The Future of Work is one of the most important themes of our times.
Because the nature of work has changed so drastically due to technologies, countries, governments and international organizations (macro level), companies, foundations, labour unions (meso level), and we all as individuals are trying to come to terms with what to expect.
You may wonder why this is a topic for Int Comm – Asia. Here’s why:
- Changes in the way we work are real — and one of those is globalization. That’s why this course is a requirement for all Mass Comm majors.
- Asia has played, and continues to play, a major role in the global economy; whether we discuss new markets, or outsourcing, or tech innovations.
- The way we work in this course is quite literally a new way of working. We will soon explore some more collaborative platforms. In the future, many of you may work with colleagues whom you’ll never meet face-to-face.
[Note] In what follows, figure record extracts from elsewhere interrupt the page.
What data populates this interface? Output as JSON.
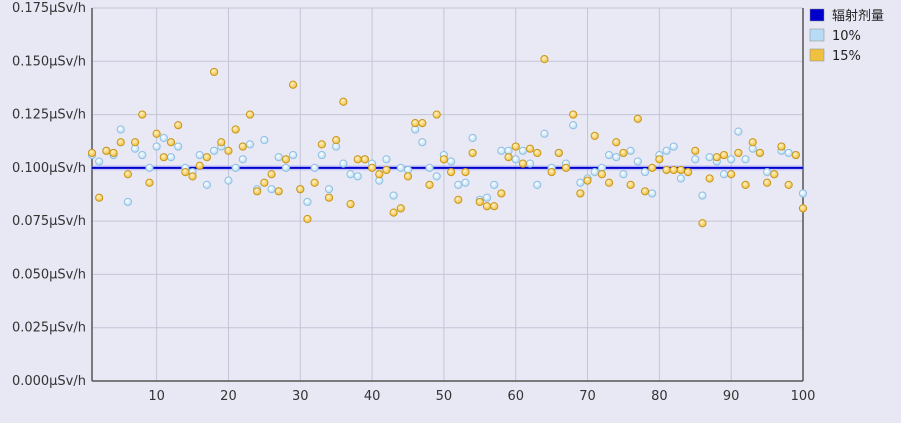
{
  "chart_data": {
    "type": "scatter",
    "title": "",
    "xlabel": "",
    "ylabel": "",
    "xlim": [
      1,
      100
    ],
    "ylim": [
      0,
      0.175
    ],
    "x_ticks": [
      10,
      20,
      30,
      40,
      50,
      60,
      70,
      80,
      90,
      100
    ],
    "y_ticks": [
      0,
      0.025,
      0.05,
      0.075,
      0.1,
      0.125,
      0.15,
      0.175
    ],
    "y_tick_labels": [
      "0.000μSv/h",
      "0.025μSv/h",
      "0.050μSv/h",
      "0.075μSv/h",
      "0.100μSv/h",
      "0.125μSv/h",
      "0.150μSv/h",
      "0.175μSv/h"
    ],
    "grid": true,
    "legend_position": "top-right",
    "series": [
      {
        "name": "辐射剂量",
        "kind": "line",
        "color": "#0000cc",
        "x": [
          1,
          100
        ],
        "y": [
          0.1,
          0.1
        ]
      },
      {
        "name": "10%",
        "kind": "scatter",
        "color": "#b8dcf5",
        "x": [
          1,
          2,
          3,
          4,
          5,
          6,
          7,
          8,
          9,
          10,
          11,
          12,
          13,
          14,
          15,
          16,
          17,
          18,
          19,
          20,
          21,
          22,
          23,
          24,
          25,
          26,
          27,
          28,
          29,
          30,
          31,
          32,
          33,
          34,
          35,
          36,
          37,
          38,
          39,
          40,
          41,
          42,
          43,
          44,
          45,
          46,
          47,
          48,
          49,
          50,
          51,
          52,
          53,
          54,
          55,
          56,
          57,
          58,
          59,
          60,
          61,
          62,
          63,
          64,
          65,
          66,
          67,
          68,
          69,
          70,
          71,
          72,
          73,
          74,
          75,
          76,
          77,
          78,
          79,
          80,
          81,
          82,
          83,
          84,
          85,
          86,
          87,
          88,
          89,
          90,
          91,
          92,
          93,
          94,
          95,
          96,
          97,
          98,
          99,
          100
        ],
        "y": [
          0.106,
          0.103,
          0.108,
          0.106,
          0.118,
          0.084,
          0.109,
          0.106,
          0.1,
          0.11,
          0.114,
          0.105,
          0.11,
          0.1,
          0.098,
          0.106,
          0.092,
          0.108,
          0.11,
          0.094,
          0.1,
          0.104,
          0.111,
          0.09,
          0.113,
          0.09,
          0.105,
          0.1,
          0.106,
          0.09,
          0.084,
          0.1,
          0.106,
          0.09,
          0.11,
          0.102,
          0.097,
          0.096,
          0.104,
          0.102,
          0.094,
          0.104,
          0.087,
          0.1,
          0.099,
          0.118,
          0.112,
          0.1,
          0.096,
          0.106,
          0.103,
          0.092,
          0.093,
          0.114,
          0.085,
          0.086,
          0.092,
          0.108,
          0.108,
          0.104,
          0.108,
          0.102,
          0.092,
          0.116,
          0.1,
          0.107,
          0.102,
          0.12,
          0.093,
          0.095,
          0.098,
          0.1,
          0.106,
          0.105,
          0.097,
          0.108,
          0.103,
          0.098,
          0.088,
          0.106,
          0.108,
          0.11,
          0.095,
          0.098,
          0.104,
          0.087,
          0.105,
          0.103,
          0.097,
          0.104,
          0.117,
          0.104,
          0.109,
          0.107,
          0.098,
          0.097,
          0.108,
          0.107,
          0.106,
          0.088
        ]
      },
      {
        "name": "15%",
        "kind": "scatter",
        "color": "#f0c040",
        "x": [
          1,
          2,
          3,
          4,
          5,
          6,
          7,
          8,
          9,
          10,
          11,
          12,
          13,
          14,
          15,
          16,
          17,
          18,
          19,
          20,
          21,
          22,
          23,
          24,
          25,
          26,
          27,
          28,
          29,
          30,
          31,
          32,
          33,
          34,
          35,
          36,
          37,
          38,
          39,
          40,
          41,
          42,
          43,
          44,
          45,
          46,
          47,
          48,
          49,
          50,
          51,
          52,
          53,
          54,
          55,
          56,
          57,
          58,
          59,
          60,
          61,
          62,
          63,
          64,
          65,
          66,
          67,
          68,
          69,
          70,
          71,
          72,
          73,
          74,
          75,
          76,
          77,
          78,
          79,
          80,
          81,
          82,
          83,
          84,
          85,
          86,
          87,
          88,
          89,
          90,
          91,
          92,
          93,
          94,
          95,
          96,
          97,
          98,
          99,
          100
        ],
        "y": [
          0.107,
          0.086,
          0.108,
          0.107,
          0.112,
          0.097,
          0.112,
          0.125,
          0.093,
          0.116,
          0.105,
          0.112,
          0.12,
          0.098,
          0.096,
          0.101,
          0.105,
          0.145,
          0.112,
          0.108,
          0.118,
          0.11,
          0.125,
          0.089,
          0.093,
          0.097,
          0.089,
          0.104,
          0.139,
          0.09,
          0.076,
          0.093,
          0.111,
          0.086,
          0.113,
          0.131,
          0.083,
          0.104,
          0.104,
          0.1,
          0.097,
          0.099,
          0.079,
          0.081,
          0.096,
          0.121,
          0.121,
          0.092,
          0.125,
          0.104,
          0.098,
          0.085,
          0.098,
          0.107,
          0.084,
          0.082,
          0.082,
          0.088,
          0.105,
          0.11,
          0.102,
          0.109,
          0.107,
          0.151,
          0.098,
          0.107,
          0.1,
          0.125,
          0.088,
          0.094,
          0.115,
          0.097,
          0.093,
          0.112,
          0.107,
          0.092,
          0.123,
          0.089,
          0.1,
          0.104,
          0.099,
          0.099,
          0.099,
          0.098,
          0.108,
          0.074,
          0.095,
          0.105,
          0.106,
          0.097,
          0.107,
          0.092,
          0.112,
          0.107,
          0.093,
          0.097,
          0.11,
          0.092,
          0.106,
          0.081
        ]
      }
    ]
  }
}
- And yes — we got invited to the high-level graduate symposium. I want to offer you the chance to take part, and earn credit for this course.
To reiterate: This “lecture” is voluntary.
You can either participate online or in person (see below). It means there is no lecture this week and we return to the pre-assigned topics next week. All these changes are reflected in the updated syllabus.
A Commentary: Look at the margins, for the margins are the future
[This is a short text I wrote for a book on the future of work, to be published shortly.]
The future of work is a conversation filled with hopes but also with great anxieties, especially for those who are about to enter the labor market right now.
I teach topics around the media, communication technologies, globalization, and human rights, to university students from around the world, studying in Europe and in the United States. One of the first comments, and most positive predictions by the students, is that they, too, can potentially become entrepreneurs, influencers, and advocates in the borderless networked society, and live a creative life with flexible working arrangements.
Then, they quickly continue to the but of the situation: globalization means increased competition, especially from developing countries and emerging economies, signifying less rather than more work opportunities for them.
It is understandable that the 20-somethings located in the Global North view the world based on their own challenges. They need support in envisioning the globe, and their role in its workforce, in a new way. The biggest opportunity for them to survive, and thrive, is to embrace global collaboration, not competition. The regions, communities, and people that, for their parents’ generation, were in the margins of their worldview are now crucial in developing prosperity and jobs, for all of us.
Currently, my students have but few mentors in this line of thinking. Innovation progresses quicker than government regulation. Education has not (yet) responded adequately to the new demands and challenges. Few technologists are devoting time in understanding global structural inequalities, and building tools together with different communities, to ensure applicability and effectiveness of new technologies.
And there are many challenges to overcome. While mobile leapfrogging and great innovations especially in banking and health care are making a difference in lesser developed regions in the world, there exists a hidden digital divide, comprised of things like the speed of internet connection, or the rapid development of hard and software in the developed countries that the rest of the world cannot match. The predicted disruption in the nature and markets for work in the next decades will most likely hit the most vulnerable populations the hardest.
But, according to the new report by the Foresight Alliance, one the key solutions to the challenges is that higher-income and lower-income countries learn from one another about best practices in policies, flexible institutions (including education), and formal-informal work. In essence, this knowledge exchange is not between countries but between people. And those entering the job market must get ready to learn.
“Look at the margins, for the margins are the future”. That is what the world-famous cultural scholar John Fiske used to say to us graduate students of the media and technology in the 1990s. This is why Google and others are now investing heavily on Artificial Intelligence, a phenomenon still relatively marginal for our everyday lives.
But this is also why a small crowdmapping project, started by a Kenyan blogger and developed into the open source platform Ushahidi, is now used everywhere in the world to monitor elections, natural disaster relief, and more.
“Center the experiences of those at the margins of the economy”, concludes the Open Society Foundations in its recent report on the Future of Work. Look at the margins, care about those experiences, and collaborate. Without the margins there might be no future.
We have included this topic into our course at this point because of this unique opportunity:
The International Communication Master’s Progamme is hosting a high-level event on the Future of Work
on Thursday 3/31, 5:30pm, Moot Auditorium, SJU Law School.
Keynote: Anthony Salcito, Vice President of Worldwide Education at Microsoft.
You can choose from 2 options:
- Participate in the symposium — just sign in on location with Dr. Basilio Monteiro. You will recognize him (if you don’t know him) because he will be introducing the speaker. That’s all; no other assignment. OR
- Choose one of these recent reports or other commentary on the Future of Work and write a short commentary as a comment below on how, based on your readings but reflecting with what we have discussed, you see as one of the key issues around the FoW.
- The Futures of Work (download the Report Overview here) OR
- Technology and the Future of Work — a summary of the debates.
DUE in 2 WEEKS, Fri 4/1 at midnight or anytime before that!